Each block is running on a single SM. But you are talking about 128 or 256 blocks, so the blocks will be distributed anyway. If you need them running on a single SM (e.g. for using shared memory) you have to put all those threads in a single large block. If you want them distributed, provide enough threads and blocks. If your algorithm allows, create at least ten thousands of threads (number of blocks times number of threads per block).

Thanks a lot for your reply. I have understood that. But still on a small point about the 10k threads in all. If I generate my programm with three Streams, like doing the same work but with 3 different input data sets. Each of them uses like 3000 threads. Then it is 9000 threads used in all?

Hi Markus,
yes, that is true. With streams, you can execute several kernels with different input data sets at the same time. They will also each allocate parts of the shared memory. But according to the calculation your shared memory is enough for 34816 active threads.

Just mentioning:

  • If you strive to get maximum performance, you should also consider that part of the time the streams are occupied with asynchronous memory copies of the input and output data sets between running their computation.
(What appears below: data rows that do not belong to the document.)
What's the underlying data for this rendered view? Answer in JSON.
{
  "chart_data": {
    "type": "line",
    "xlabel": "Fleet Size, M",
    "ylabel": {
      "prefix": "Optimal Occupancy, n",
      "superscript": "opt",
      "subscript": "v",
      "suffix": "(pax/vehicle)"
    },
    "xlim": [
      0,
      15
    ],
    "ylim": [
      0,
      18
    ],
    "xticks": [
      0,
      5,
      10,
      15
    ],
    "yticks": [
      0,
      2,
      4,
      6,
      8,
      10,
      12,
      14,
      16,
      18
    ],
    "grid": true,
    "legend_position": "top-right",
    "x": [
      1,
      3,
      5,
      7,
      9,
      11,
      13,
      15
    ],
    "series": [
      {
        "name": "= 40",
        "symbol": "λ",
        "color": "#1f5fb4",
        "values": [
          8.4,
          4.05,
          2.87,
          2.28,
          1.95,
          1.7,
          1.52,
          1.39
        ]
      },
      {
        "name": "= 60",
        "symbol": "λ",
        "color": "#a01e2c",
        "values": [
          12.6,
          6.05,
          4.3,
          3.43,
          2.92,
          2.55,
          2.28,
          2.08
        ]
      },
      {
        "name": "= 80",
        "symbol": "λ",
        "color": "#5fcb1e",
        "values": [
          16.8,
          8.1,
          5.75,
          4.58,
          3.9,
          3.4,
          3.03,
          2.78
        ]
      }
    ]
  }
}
Therefore the maximum occupancy will be reached slightly beyond 3 streams running kernels with 3000 threads each.

Another thing to optimize is, how the threads in each warp behave:

  • They are slowed down, if the program flow diverges or the memory access patterns are not ideal.

  • For global memory, you try to get a multiple of 4 sectors (32-byte aligned memory portions) being accessed over the whole warp, for shared memory, you try to avoid bank conflicts (each thread accesses a different bank at the same time).

If execution time is not critical, you do not have to fully optimize all those parameters.

I have understood. Thanks a lot again for your help!